Exactly. Particularly Protestantism, which has a history of the pastor trimming his message for his flock. Protestants remove pastors and preachers who they disagree with, or go find another. It's the Catholics who have incompetent preachers foisted on them. Obama went to this guy for years, long before he ever had a chance for the Democrat nomination. That speaks volumes about his religious views, thus about him.

I'm rather surprised that JK didn't think his choice of a church very indicative of the type of person he is.

I begin from two premises. First, most of us have relatively complicated "reasons" (I recognize the difficulty of using this word) for attending the churches we attend. Some of those reasons might do us credit, others not. Our reasons for staying in a church are also complicated. Second, most of us don't agree with absolutely everything our pastors say, yet we don't jump up in the middle of the sermon and object. We might not even let anyone know we object.

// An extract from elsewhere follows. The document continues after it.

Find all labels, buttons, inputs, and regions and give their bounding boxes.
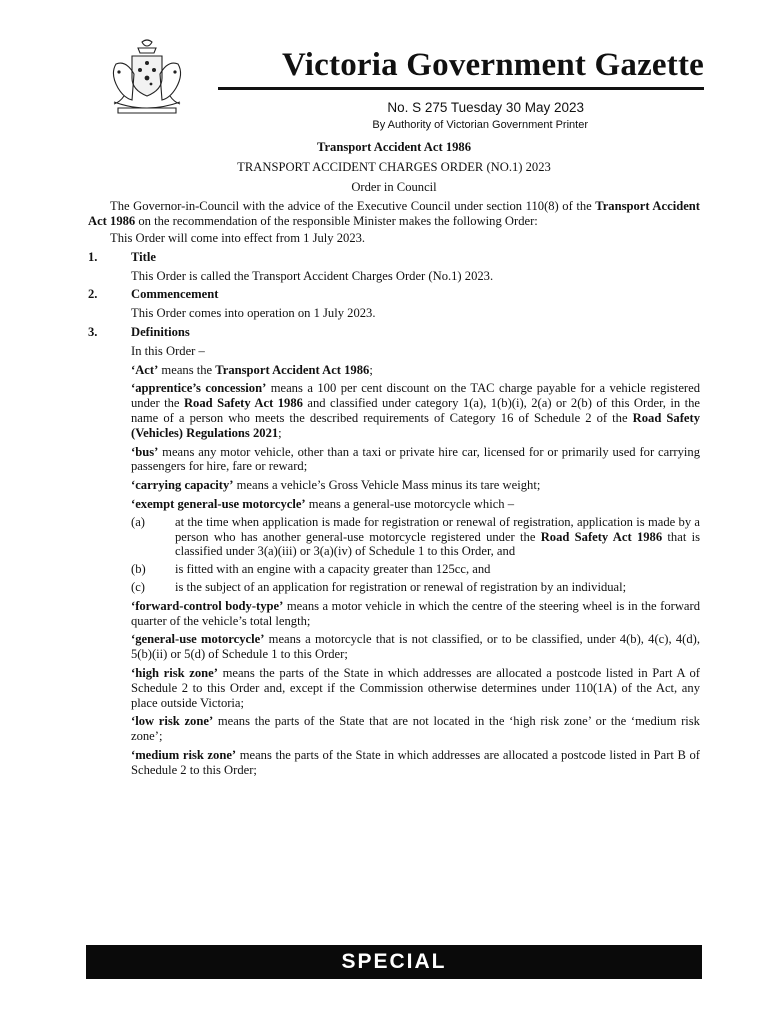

I realize that this is politics, but I'm trying to be charitable here. There are plenty of reasons not to vote for Obama without holding him responsible for everything his pastor has said and done.

Finally, consider this. Obama the twentysomething community organizer was probably a pretty radical dude. A lot of Jeremiah Wright's preaching probably resonated with him back then, but it also clearly showed him, or opened him to the possibility, that politics wasn't quite everything. That in itself is an important spiritual development. Stated another way, Obama came to Christ in Wright's church through Wright's preaching. I would hope that Obama's faith and views have deepened somewhat in the ensuing twenty years. I think there's at least a little evidence that they have. But it doesn't surprise me that he retains a certain (and admirable) loyalty to the man at whose altar he became a Christian.

Let me repeat for the sake of clarity: there are plenty of reasons to oppose him and plenty of bases on which to criticize him without making the oversimplifying assumption that everything Jeremiah Wright says Obama also believes. Do we want to make the similar assumption about Catholic admirers of Pope Benedict XVI? Must we assume, for example, that they agree completely with his views of Iraq?

"Most of us" are not professional politicians. The rules you cite apply more to typical people, although I'm not sure how much more in this case. I can't see how any self-respecting person would continue to attend a radical church unless he agreed with the messsage. I never suggested that Obama be held "responsible" for "everything" this lunatic has said and done. However, it's not only reasonable to suppose that he identifies with this viewpoint, but unreasonable to suppose otherwise. In personal life, we might bend over backwards to be fair to people. In politics, we cannot. Given that Obama can be presumed to identify with the black nationalist (i.e., racist) viewpoint, I for one have no patience for "fairness" concerns in a political campaign. We can analyze him academically later, after he has either left the presidency or (hopefully) been consigned to political oblivion. Until then, we must be political, not philosophical.

Judging from the Timespiece, he does sound like a Social Gospel type. It wasn't like I was planning on voting for him, anyway.

Interesting look at Obamas poll numbers by Matt Yglesias. He is perceived as being a moderate, more so than Bill Clinton.


Yes, and this phony "moderate" image is all the more reason for those who know better to expose this fraud, before he gains too much traction. If Obama wins the nomination, the Republican base will not go all-out to defeat him, even though his politics and Hillary's and Edwards' and Gore's are ALL THE SAME.

David

The racism involved in peoples reaction to Obama is remarkable. If he had the same resume and experience but were white, would anyone in the country be seriously considering him for President, or be fawning over his "intelligence"?

Mega-dittoes, John. The Obama boom is based solidly on a combination of classic racism, reverse racism, and childishness -- though, I'd say, not in that order. Unfortunately, that's a formidable base in today's idiotic politics.

Yea, I think that's what's bothering me about all the "Obama-rama" going on here at NLT. Is it an outgrowth of NLT's knee-jerk political correctness (when it comes to race), or are they just going along with the media?